Понадобилось все самообладание, все уменье поднимать массы и руководить их борьбой, что всегда составляло силу нашей партии, чтобы так быстро справиться с мятежниками. Делегаты съезда, действуя по плану, намеченному Лениным, покинули зал заседаний и отправились на фабрики, заводы, в казармы и совместно с московскими рабочими и красноармейцами восстановили революционный порядок.
Однако положение оставалось напряженным до предела. Тело Мирбаха было отправлено в Германию. Берлин пока молчал, и было неизвестно, чего потребует кайзеровское правительство. В Мурманске и Владивостоке продолжали высаживаться английские, американские, французские и японские десанты. Вдоль транссибирской магистрали разгоралось восстание белочехов.
Но съезд Советов с великолепной уверенностью в грядущем возобновил свою работу, чтобы принять первую в мире Конституцию социалистического государства. Ничто в зале не напоминало об опасности, только что пережитой всеми присутствующими. Спокойно, деловито, пункт за пунктом зачитывался текст будущей Конституции. Порой вносились поправки и уточнения. Происходил краткий обмен мнениями — и работа шла дальше.
Но вот зачитан последний пункт. Вот проект Конституции поставлен на голосование и единогласно принят съездом. Вот Свердлов приступил к заключительной речи. Вот под аплодисменты всего съезда он провозгласил лозунг: «Пролетарии всех стран, соединяйтесь!» И тут…
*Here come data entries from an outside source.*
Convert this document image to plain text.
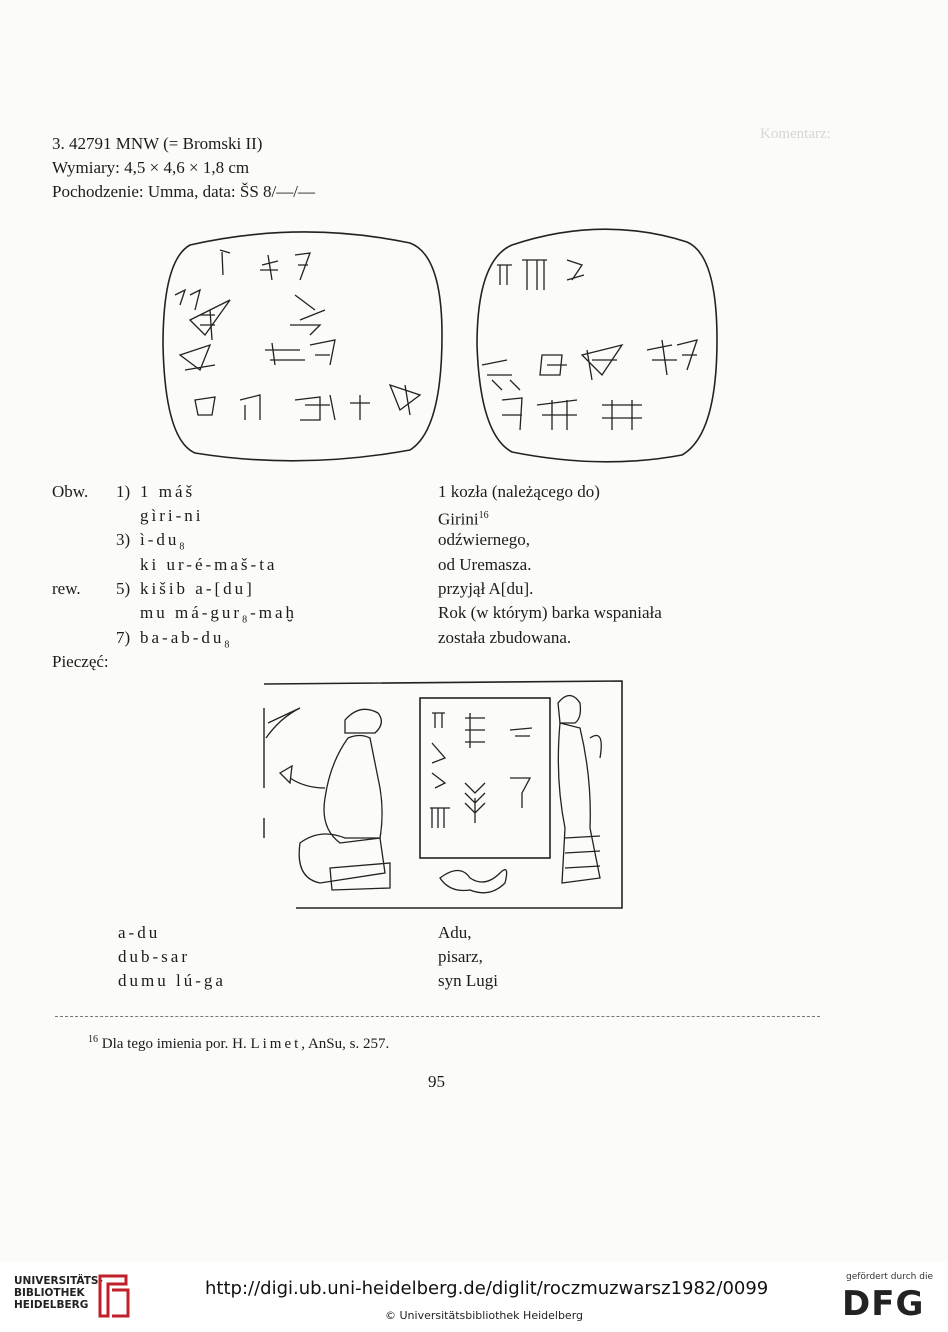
Komentarz:
3. 42791 MNW (= Bromski II)
Wymiary: 4,5 × 4,6 × 1,8 cm
Pochodzenie: Umma, data: ŠS 8/—/—
Obw.
rew.
Pieczęć:
1) 1 máš	1 kozła (należącego do)
gìri-ni	Girini$^{16}$
3) $ì-du_8$	odźwiernego,
ki ur-é-maš-ta	od Uremasza.
5) kišib a-[du]	przyjął A[du].
mu má-gur$_8$-maḫ	Rok (w którym) barka wspaniała
7) $ba-ab-du_8$	została zbudowana.
a-du	Adu,
dub-sar	pisarz,
dumu lú-ga	syn Lugi
$^{16}$ Dla tego imienia por. H. Limet, AnSu, s. 257.
95
UNIVERSITÄTS-
BIBLIOTHEK
HEIDELBERG
http://digi.ub.uni-heidelberg.de/diglit/roczmuzwarsz1982/0099
© Universitätsbibliothek Heidelberg
gefördert durch die
DFG
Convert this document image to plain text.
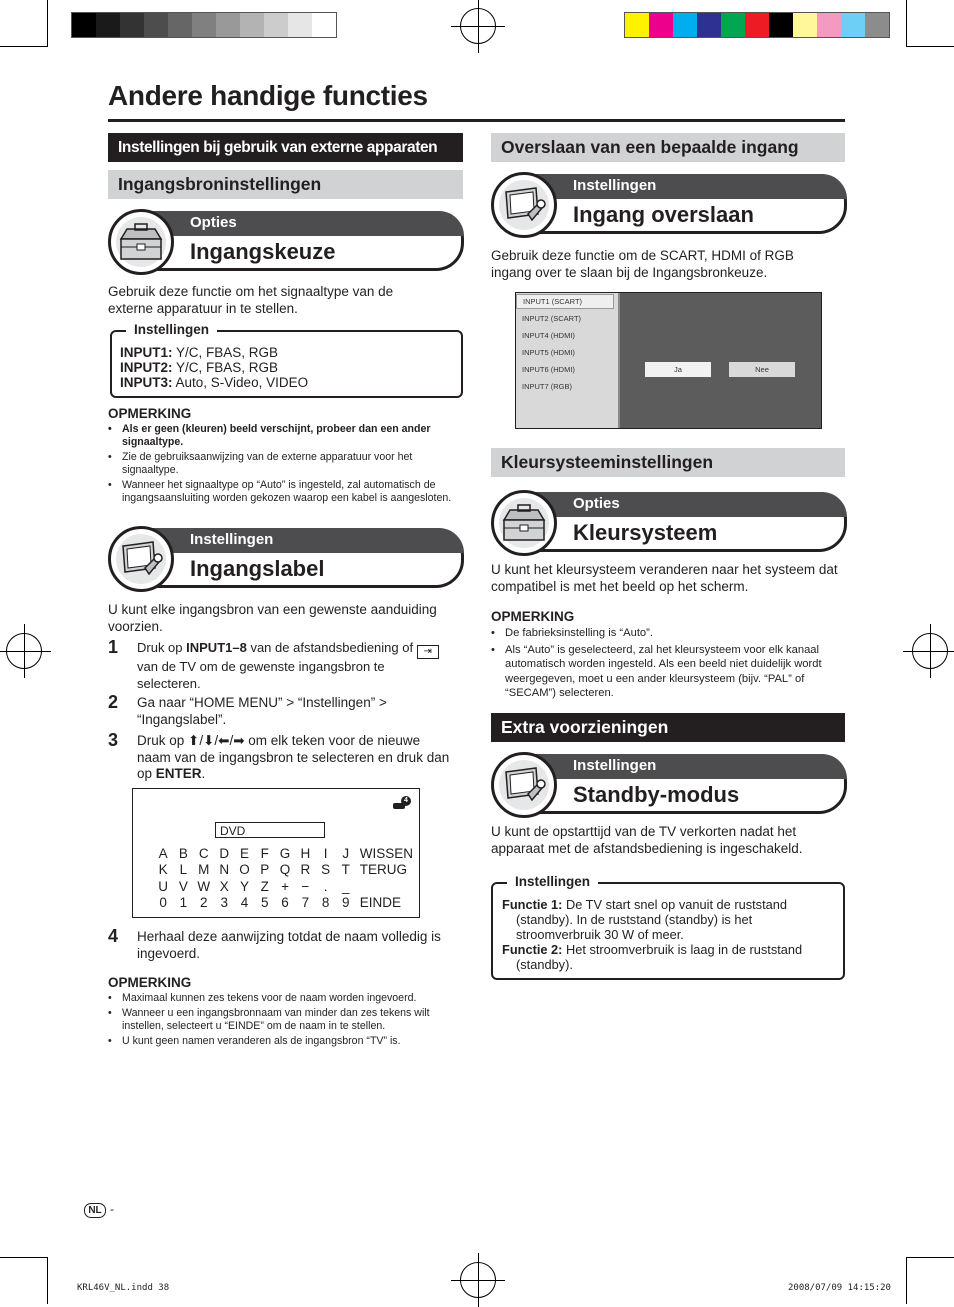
Andere handige functies
Instellingen bij gebruik van externe apparaten
Ingangsbroninstellingen
Opties
Ingangskeuze
Gebruik deze functie om het signaaltype van de externe apparatuur in te stellen.
Instellingen
INPUT1: Y/C, FBAS, RGB
INPUT2: Y/C, FBAS, RGB
INPUT3: Auto, S-Video, VIDEO
OPMERKING
• Als er geen (kleuren) beeld verschijnt, probeer dan een ander signaaltype.
• Zie de gebruiksaanwijzing van de externe apparatuur voor het signaaltype.
• Wanneer het signaaltype op “Auto” is ingesteld, zal automatisch de ingangsaansluiting worden gekozen waarop een kabel is aangesloten.
Instellingen
Ingangslabel
U kunt elke ingangsbron van een gewenste aanduiding voorzien.
1 Druk op INPUT1–8 van de afstandsbediening of ⇥ van de TV om de gewenste ingangsbron te selecteren.
2 Ga naar “HOME MENU” > “Instellingen” > “Ingangslabel”.
3 Druk op ⬆/⬇/⬅/➡ om elk teken voor de nieuwe naam van de ingangsbron te selecteren en druk dan op ENTER.
4
DVD
A	B	C	D	E	F	G	H	I	J	WISSEN
K	L	M	N	O	P	Q	R	S	T	TERUG
U	V	W	X	Y	Z	+	−	.	_	
0	1	2	3	4	5	6	7	8	9	EINDE
4 Herhaal deze aanwijzing totdat de naam volledig is ingevoerd.
OPMERKING
• Maximaal kunnen zes tekens voor de naam worden ingevoerd.
• Wanneer u een ingangsbronnaam van minder dan zes tekens wilt instellen, selecteert u “EINDE” om de naam in te stellen.
• U kunt geen namen veranderen als de ingangsbron “TV” is.
Overslaan van een bepaalde ingang
Instellingen
Ingang overslaan
Gebruik deze functie om de SCART, HDMI of RGB ingang over te slaan bij de Ingangsbronkeuze.
INPUT1 (SCART)
INPUT2 (SCART)
INPUT4 (HDMI)
INPUT5 (HDMI)
INPUT6 (HDMI)
INPUT7 (RGB)
Ja	Nee
Kleursysteeminstellingen
Opties
Kleursysteem
U kunt het kleursysteem veranderen naar het systeem dat compatibel is met het beeld op het scherm.
OPMERKING
• De fabrieksinstelling is “Auto”.
• Als “Auto” is geselecteerd, zal het kleursysteem voor elk kanaal automatisch worden ingesteld. Als een beeld niet duidelijk wordt weergegeven, moet u een ander kleursysteem (bijv. “PAL” of “SECAM”) selecteren.
Extra voorzieningen
Instellingen
Standby-modus
U kunt de opstarttijd van de TV verkorten nadat het apparaat met de afstandsbediening is ingeschakeld.
Instellingen
Functie 1: De TV start snel op vanuit de ruststand (standby). In de ruststand (standby) is het stroomverbruik 30 W of meer.
Functie 2: Het stroomverbruik is laag in de ruststand (standby).
NL -
KRL46V_NL.indd 38	2008/07/09 14:15:20
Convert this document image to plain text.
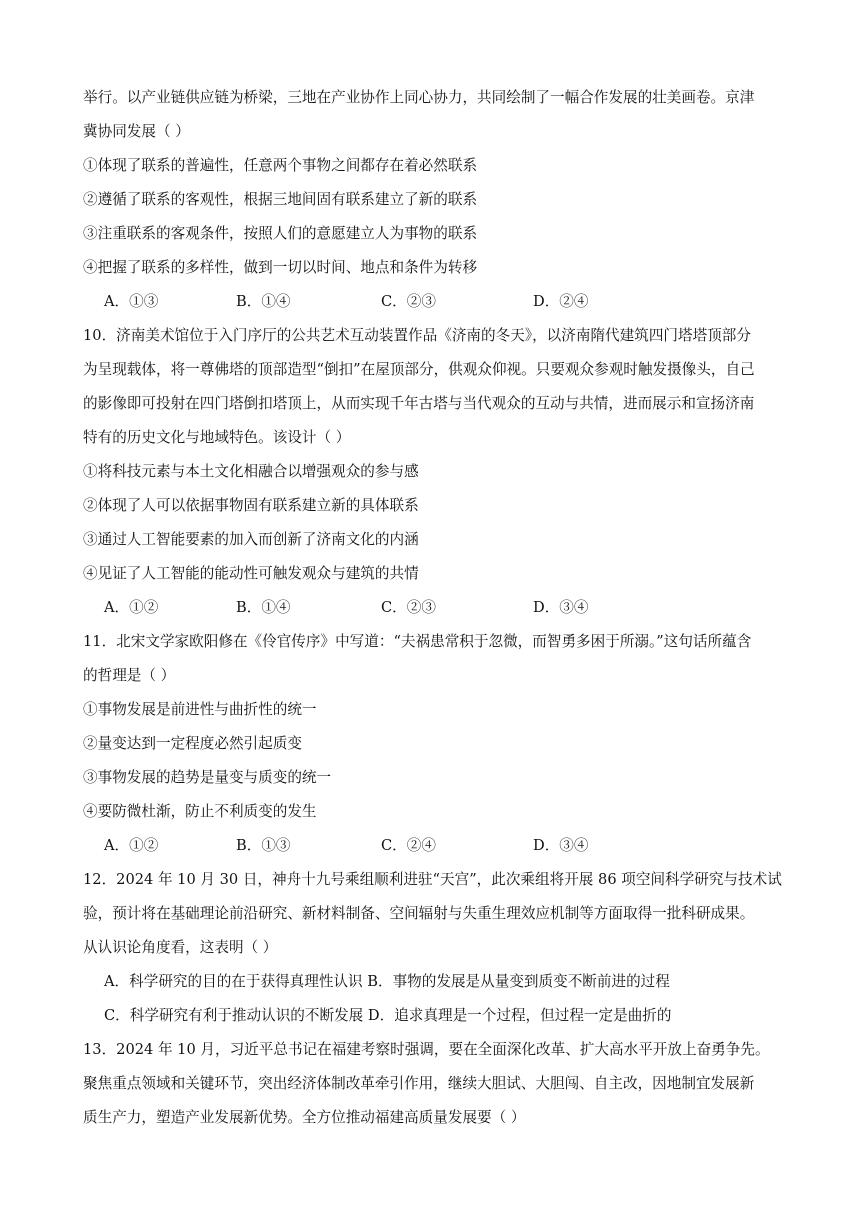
举行。以产业链供应链为桥梁，三地在产业协作上同心协力，共同绘制了一幅合作发展的壮美画卷。京津
冀协同发展（ ）
①体现了联系的普遍性，任意两个事物之间都存在着必然联系
②遵循了联系的客观性，根据三地间固有联系建立了新的联系
③注重联系的客观条件，按照人们的意愿建立人为事物的联系
④把握了联系的多样性，做到一切以时间、地点和条件为转移
A．①③	B．①④	C．②③	D．②④
10．济南美术馆位于入门序厅的公共艺术互动装置作品《济南的冬天》，以济南隋代建筑四门塔塔顶部分
为呈现载体，将一尊佛塔的顶部造型“倒扣”在屋顶部分，供观众仰视。只要观众参观时触发摄像头，自己
的影像即可投射在四门塔倒扣塔顶上，从而实现千年古塔与当代观众的互动与共情，进而展示和宣扬济南
特有的历史文化与地域特色。该设计（ ）
①将科技元素与本土文化相融合以增强观众的参与感
②体现了人可以依据事物固有联系建立新的具体联系
③通过人工智能要素的加入而创新了济南文化的内涵
④见证了人工智能的能动性可触发观众与建筑的共情
A．①②	B．①④	C．②③	D．③④
11．北宋文学家欧阳修在《伶官传序》中写道：“夫祸患常积于忽微，而智勇多困于所溺。”这句话所蕴含
的哲理是（ ）
①事物发展是前进性与曲折性的统一
②量变达到一定程度必然引起质变
③事物发展的趋势是量变与质变的统一
④要防微杜渐，防止不利质变的发生
A．①②	B．①③	C．②④	D．③④
12．2024 年 10 月 30 日，神舟十九号乘组顺利进驻“天宫”，此次乘组将开展 86 项空间科学研究与技术试
验，预计将在基础理论前沿研究、新材料制备、空间辐射与失重生理效应机制等方面取得一批科研成果。
从认识论角度看，这表明（ ）
A．科学研究的目的在于获得真理性认识 B．事物的发展是从量变到质变不断前进的过程
C．科学研究有利于推动认识的不断发展 D．追求真理是一个过程，但过程一定是曲折的
13．2024 年 10 月，习近平总书记在福建考察时强调，要在全面深化改革、扩大高水平开放上奋勇争先。
聚焦重点领域和关键环节，突出经济体制改革牵引作用，继续大胆试、大胆闯、自主改，因地制宜发展新
质生产力，塑造产业发展新优势。全方位推动福建高质量发展要（ ）
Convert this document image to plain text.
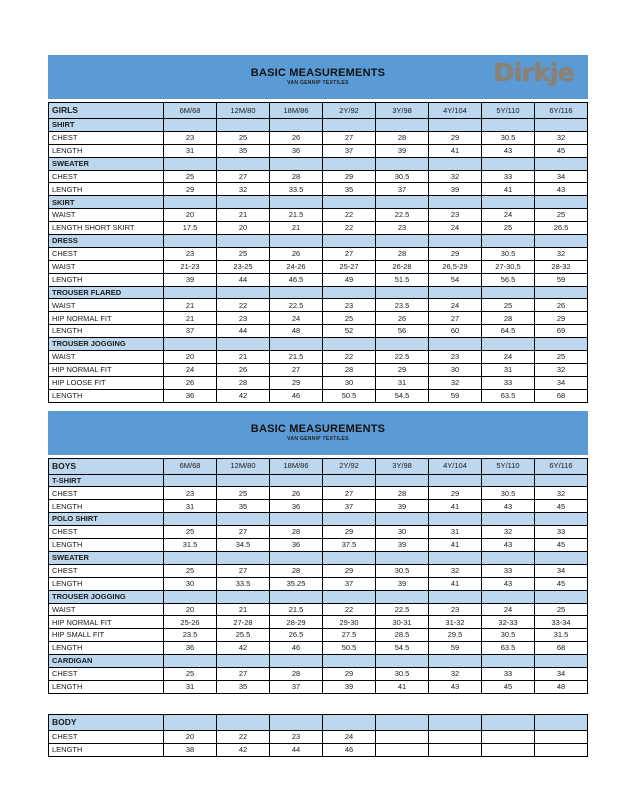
BASIC MEASUREMENTS
VAN GENNIP TEXTILES	Dirkje
GIRLS	6M/68	12M/80	18M/86	2Y/92	3Y/98	4Y/104	5Y/110	6Y/116
SHIRT								
CHEST	23	25	26	27	28	29	30.5	32
LENGTH	31	35	36	37	39	41	43	45
SWEATER								
CHEST	25	27	28	29	30.5	32	33	34
LENGTH	29	32	33.5	35	37	39	41	43
SKIRT								
WAIST	20	21	21.5	22	22.5	23	24	25
LENGTH SHORT SKIRT	17.5	20	21	22	23	24	25	26.5
DRESS								
CHEST	23	25	26	27	28	29	30.5	32
WAIST	21-23	23-25	24-26	25-27	26-28	26,5-29	27-30,5	28-32
LENGTH	39	44	46.5	49	51.5	54	56.5	59
TROUSER FLARED								
WAIST	21	22	22.5	23	23.5	24	25	26
HIP NORMAL FIT	21	23	24	25	26	27	28	29
LENGTH	37	44	48	52	56	60	64.5	69
TROUSER JOGGING								
WAIST	20	21	21.5	22	22.5	23	24	25
HIP NORMAL FIT	24	26	27	28	29	30	31	32
HIP LOOSE FIT	26	28	29	30	31	32	33	34
LENGTH	36	42	46	50.5	54.5	59	63.5	68
BASIC MEASUREMENTS
VAN GENNIP TEXTILES
BOYS	6M/68	12M/80	18M/86	2Y/92	3Y/98	4Y/104	5Y/110	6Y/116
T-SHIRT								
CHEST	23	25	26	27	28	29	30.5	32
LENGTH	31	35	36	37	39	41	43	45
POLO SHIRT								
CHEST	25	27	28	29	30	31	32	33
LENGTH	31.5	34.5	36	37.5	39	41	43	45
SWEATER								
CHEST	25	27	28	29	30.5	32	33	34
LENGTH	30	33.5	35.25	37	39	41	43	45
TROUSER JOGGING								
WAIST	20	21	21.5	22	22.5	23	24	25
HIP NORMAL FIT	25-26	27-28	28-29	29-30	30-31	31-32	32-33	33-34
HIP SMALL FIT	23.5	25.5	26.5	27.5	28.5	29.5	30.5	31.5
LENGTH	36	42	46	50.5	54.5	59	63.5	68
CARDIGAN								
CHEST	25	27	28	29	30.5	32	33	34
LENGTH	31	35	37	39	41	43	45	48
BODY								
CHEST	20	22	23	24				
LENGTH	38	42	44	46				
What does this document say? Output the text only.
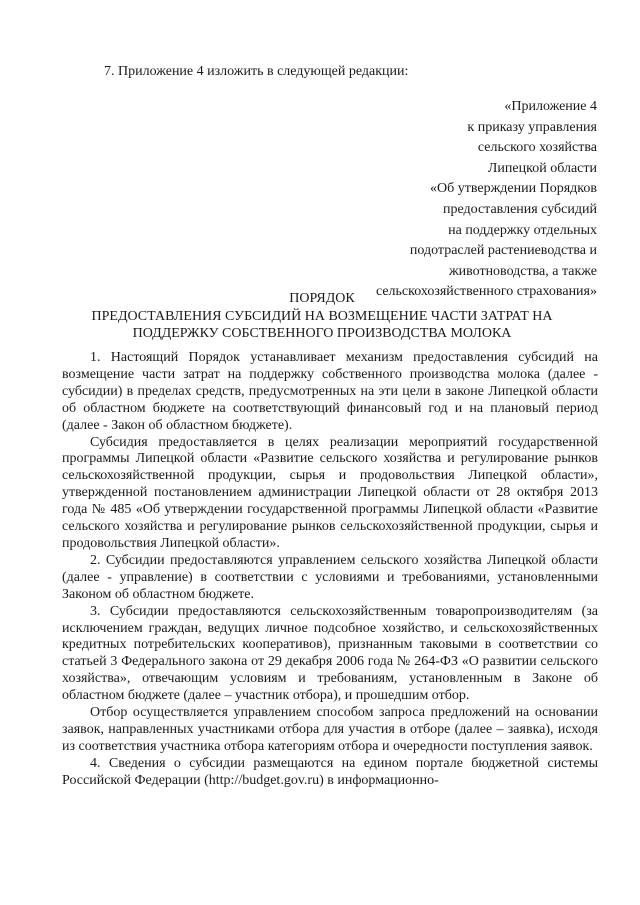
7. Приложение 4 изложить в следующей редакции:
«Приложение 4
к приказу управления
сельского хозяйства
Липецкой области
«Об утверждении Порядков
предоставления субсидий
на поддержку отдельных
подотраслей растениеводства и
животноводства, а также
сельскохозяйственного страхования»
ПОРЯДОК
ПРЕДОСТАВЛЕНИЯ СУБСИДИЙ НА ВОЗМЕЩЕНИЕ ЧАСТИ ЗАТРАТ НА
ПОДДЕРЖКУ СОБСТВЕННОГО ПРОИЗВОДСТВА МОЛОКА

1. Настоящий Порядок устанавливает механизм предоставления субсидий на возмещение части затрат на поддержку собственного производства молока (далее - субсидии) в пределах средств, предусмотренных на эти цели в законе Липецкой области об областном бюджете на соответствующий финансовый год и на плановый период (далее - Закон об областном бюджете).

Субсидия предоставляется в целях реализации мероприятий государственной программы Липецкой области «Развитие сельского хозяйства и регулирование рынков сельскохозяйственной продукции, сырья и продовольствия Липецкой области», утвержденной постановлением администрации Липецкой области от 28 октября 2013 года № 485 «Об утверждении государственной программы Липецкой области «Развитие сельского хозяйства и регулирование рынков сельскохозяйственной продукции, сырья и продовольствия Липецкой области».

2. Субсидии предоставляются управлением сельского хозяйства Липецкой области (далее - управление) в соответствии с условиями и требованиями, установленными Законом об областном бюджете.

3. Субсидии предоставляются сельскохозяйственным товаропроизводителям (за исключением граждан, ведущих личное подсобное хозяйство, и сельскохозяйственных кредитных потребительских кооперативов), признанным таковыми в соответствии со статьей 3 Федерального закона от 29 декабря 2006 года № 264-ФЗ «О развитии сельского хозяйства», отвечающим условиям и требованиям, установленным в Законе об областном бюджете (далее – участник отбора), и прошедшим отбор.

Отбор осуществляется управлением способом запроса предложений на основании заявок, направленных участниками отбора для участия в отборе (далее – заявка), исходя из соответствия участника отбора категориям отбора и очередности поступления заявок.

4. Сведения о субсидии размещаются на едином портале бюджетной системы Российской Федерации (http://budget.gov.ru) в информационно-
Впрочем, предоставим слово стенограмме.
Даже сухая стенографическая запись дает почувствовать необыкновенность этой минуты. Но стенограмма — лишь жалкий слепок с того, что было на деле. В ней нет ни зала Большого театра, слабо освещенного горящими вполнакала лампочками; ни лиц тысяч людей, заполнивших партер, ложи, ярусы, проходы, места в оркестре; ни дорогого всем Владимира Ильича, примостившегося с бумагами на уголке стола и спрятавшегося поглубже во время овации; ни легкой как дыхание паузы, наступившей после речи Свердлова. В ней нет звука этого удивительного голоса — сильного, теплого, прозвучавшего из глубины зала поистине подобно гласу народа и поднявшего всех на ноги, ни всеобъемлющего восторга и тысячекратных возгласов: «Да здравствует товарищ Ленин!», в которых слились и тревога, и надежда, и торжественная клятва выстоять, выдержать, победить, чего бы это ни стоило!
Как долго продолжалась эта овация? Не знаю, не помню.
Но вот делегаты начали выходить — и неожиданно послышался чей-то смех и веселые восклицания.
На улице бушевала гроза, сверкали молнии, неслись летучие облака, раскаты грома перекатывались от края до края небосвода. Хоронясь от шумного летнего дождя, все столпились под колоннадой Большого театра.
Вместе со всеми стоял и Владимир Ильич. Он разговаривал, смеялся, оживленно жестикулировал. Вспышки молний выхватывали из лилового полумрака то его могучую голову, то крепкие, широкие плечи, то руку, протянутую в энергичном броске.
Хороши бывают июльские грозы!
Сейчас тоже июль. Я прохожу по аллеям парка в Горках, который так любил Ленин. Я думаю о Ленине.
Здесь все полно воспоминаниями о нем. Под этим могучим дубом он подолгу сидел, читал, думал. Такие же рыжие белки прыгали в ветвях и трещали, — переговариваясь и переругиваясь. Здесь он спускался к Пахре. Быть может, рука его касалась этой ивы, низко склонившей к реке ветви с узкой серебряной листвой. Быть может, и тогда от воды шел слабый холодный запах глины, смешанный со сладким ароматом цветущей таволги, и около берега, там, где солнце просвечивает до дна, играли мелкие рыбки, а порой, громко плеснув хвостом, по глубокой воде проплывала большая рыба. Отсюда, с этого высокого откоса вглядывался он в золото созревающих полей.
Словно не вчера даже, а «сегодня, здесь, сейчас» было это все. Но как давно, как бесконечно давно ушла от нас эта горячая минувшая жизнь. Голубые ели в Горках, что растут неподалеку от беседки над обрывом, были тогда небольшими деревьями, едва по пояс одинокой старой сосне; сейчас они поднялись почти вровень с нею. Да и они ль одни?
В парке тихо, тепло. Густые липы накрыли землю душистой зеленоватой тенью. Над Горками поют птицы. Тысячи птиц поют над Горками.